Has Taylor Wimpey plc (LON:TW.) Got Enough Cash To Cover Its Short-Term Obligations?

Small-cap and large-cap companies receive a lot of attention from investors, but mid-cap stocks like Taylor Wimpey plc (LSE:TW.), with a market cap of £6.18B, are often out of the spotlight. Despite this, commonly overlooked mid-caps have historically produced better risk-adjusted returns than their small and large-cap counterparts. TW.’s financial liquidity and debt position will be analysed in this article, to get an idea of whether the company can fund opportunities for strategic growth and maintain strength through economic downturns. Note that this information is centred entirely on financial health and is a top-level understanding, so I encourage you to look further into TW. here. See our latest analysis for Taylor Wimpey

How does TW.’s operating cash flow stack up against its debt?

TW.’s debt levels have fallen from £100.0M to £85.5M over the last 12 months , which comprises of short- and long-term debt. With this debt repayment, TW.’s cash and short-term investments stands at £450.2M for investing into the business. Additionally, TW. has generated £537.7M in operating cash flow over the same time period, resulting in an operating cash to total debt ratio of 628.89%, indicating that TW.’s debt is appropriately covered by operating cash. This ratio can also be interpreted as a measure of efficiency as an alternative to return on assets. In TW.’s case, it is able to generate 6.29x cash from its debt capital.

Does TW.’s liquid assets cover its short-term commitments?

Looking at TW.’s most recent £1,077.7M liabilities, the company has been able to meet these commitments with a current assets level of £4,525.8M, leading to a 4.2x current account ratio. However, anything above 3x is considered high and could mean that TW. has too much idle capital in low-earning investments.

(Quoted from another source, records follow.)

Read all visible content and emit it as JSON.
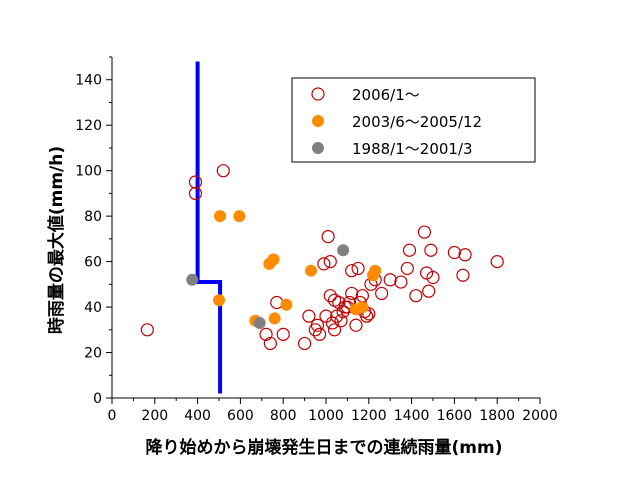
{
  "chart_data": {
    "type": "scatter",
    "xlabel": "降り始めから崩壊発生日までの連続雨量(mm)",
    "ylabel": "時雨量の最大値(mm/h)",
    "xlim": [
      0,
      2000
    ],
    "ylim": [
      0,
      150
    ],
    "x_ticks": [
      "0",
      "200",
      "400",
      "600",
      "800",
      "1000",
      "1200",
      "1400",
      "1600",
      "1800",
      "2000"
    ],
    "y_ticks": [
      "0",
      "20",
      "40",
      "60",
      "80",
      "100",
      "120",
      "140"
    ],
    "grid": false,
    "legend_position": "top-right",
    "series": [
      {
        "name": "2006/1〜",
        "marker": "open-circle",
        "color": "#c00000",
        "points": [
          [
            165,
            30
          ],
          [
            390,
            95
          ],
          [
            390,
            90
          ],
          [
            520,
            100
          ],
          [
            720,
            28
          ],
          [
            740,
            24
          ],
          [
            770,
            42
          ],
          [
            800,
            28
          ],
          [
            900,
            24
          ],
          [
            920,
            36
          ],
          [
            950,
            30
          ],
          [
            960,
            32
          ],
          [
            970,
            28
          ],
          [
            990,
            59
          ],
          [
            1000,
            36
          ],
          [
            1010,
            71
          ],
          [
            1020,
            60
          ],
          [
            1020,
            45
          ],
          [
            1030,
            33
          ],
          [
            1040,
            30
          ],
          [
            1040,
            43
          ],
          [
            1050,
            36
          ],
          [
            1060,
            42
          ],
          [
            1070,
            34
          ],
          [
            1080,
            38
          ],
          [
            1090,
            40
          ],
          [
            1100,
            40
          ],
          [
            1110,
            42
          ],
          [
            1120,
            46
          ],
          [
            1120,
            56
          ],
          [
            1140,
            32
          ],
          [
            1150,
            57
          ],
          [
            1160,
            42
          ],
          [
            1170,
            45
          ],
          [
            1180,
            38
          ],
          [
            1190,
            36
          ],
          [
            1200,
            37
          ],
          [
            1210,
            50
          ],
          [
            1230,
            52
          ],
          [
            1260,
            46
          ],
          [
            1300,
            52
          ],
          [
            1350,
            51
          ],
          [
            1380,
            57
          ],
          [
            1390,
            65
          ],
          [
            1420,
            45
          ],
          [
            1460,
            73
          ],
          [
            1470,
            55
          ],
          [
            1480,
            47
          ],
          [
            1490,
            65
          ],
          [
            1500,
            53
          ],
          [
            1600,
            64
          ],
          [
            1640,
            54
          ],
          [
            1650,
            63
          ],
          [
            1800,
            60
          ]
        ]
      },
      {
        "name": "2003/6〜2005/12",
        "marker": "filled-circle",
        "color": "#ff8c00",
        "points": [
          [
            500,
            43
          ],
          [
            505,
            80
          ],
          [
            595,
            80
          ],
          [
            670,
            34
          ],
          [
            735,
            59
          ],
          [
            755,
            61
          ],
          [
            760,
            35
          ],
          [
            815,
            41
          ],
          [
            930,
            56
          ],
          [
            1140,
            39
          ],
          [
            1170,
            40
          ],
          [
            1220,
            54
          ],
          [
            1230,
            56
          ]
        ]
      },
      {
        "name": "1988/1〜2001/3",
        "marker": "filled-circle",
        "color": "#808080",
        "points": [
          [
            375,
            52
          ],
          [
            690,
            33
          ],
          [
            1080,
            65
          ]
        ]
      }
    ],
    "boundary_line": {
      "color": "#0000ff",
      "points": [
        [
          400,
          148
        ],
        [
          400,
          51
        ],
        [
          505,
          51
        ],
        [
          505,
          2
        ]
      ]
    }
  }
}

LSE:TW. Historical Debt Feb 6th 18
LSE:TW. Historical Debt Feb 6th 18

Does TW. face the risk of succumbing to its debt-load?

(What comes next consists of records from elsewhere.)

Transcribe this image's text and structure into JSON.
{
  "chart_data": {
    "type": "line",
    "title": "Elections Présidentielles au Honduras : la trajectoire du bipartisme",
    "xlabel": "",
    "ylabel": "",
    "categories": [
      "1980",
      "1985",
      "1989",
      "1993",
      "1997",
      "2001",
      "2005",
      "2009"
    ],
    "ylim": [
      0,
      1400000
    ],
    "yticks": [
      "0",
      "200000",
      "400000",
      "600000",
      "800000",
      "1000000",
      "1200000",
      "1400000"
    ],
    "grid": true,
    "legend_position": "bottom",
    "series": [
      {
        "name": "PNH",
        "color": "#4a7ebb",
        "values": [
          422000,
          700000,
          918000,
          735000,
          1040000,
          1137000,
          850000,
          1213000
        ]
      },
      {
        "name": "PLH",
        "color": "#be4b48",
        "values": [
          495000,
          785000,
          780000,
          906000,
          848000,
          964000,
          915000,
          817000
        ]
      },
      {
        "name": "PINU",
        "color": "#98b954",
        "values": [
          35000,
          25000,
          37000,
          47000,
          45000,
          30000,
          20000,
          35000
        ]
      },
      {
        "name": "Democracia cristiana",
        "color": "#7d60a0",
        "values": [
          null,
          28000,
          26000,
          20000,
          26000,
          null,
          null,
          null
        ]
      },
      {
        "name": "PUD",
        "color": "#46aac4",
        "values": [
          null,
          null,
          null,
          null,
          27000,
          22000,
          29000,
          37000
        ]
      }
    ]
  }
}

With debt at 3.16% of equity, TW. may be thought of as having low leverage. TW. is not taking on too much debt commitment, which may be constraining for future growth. We can check to see whether TW. is able to meet its debt obligations by looking at the net interest coverage ratio. A company generating earnings before interest and tax (EBIT) at least three times its net interest payments is considered financially sound. In TW.’s, case, the ratio of 109.67x suggests that interest is comfortably covered, which means that debtors may be willing to loan the company more money, giving TW. ample headroom to grow its debt facilities.

Next Steps:

TW.’s high cash coverage and low debt levels indicate its ability to utilise its borrowings efficiently in order to generate ample cash flow. Furthermore, the company exhibits proper management of current assets and upcoming liabilities. Keep in mind I haven’t considered other factors such as how TW. has been performing in the past. I suggest you continue to research Taylor Wimpey to get a more holistic view of the stock by looking at:


To help readers see pass the short term volatility of the financial market, we aim to bring you a long-term focused research analysis purely driven by fundamental data. Note that our analysis does not factor in the latest price sensitive company announcements.

The author is an independent contributor and at the time of publication had no position in the stocks mentioned.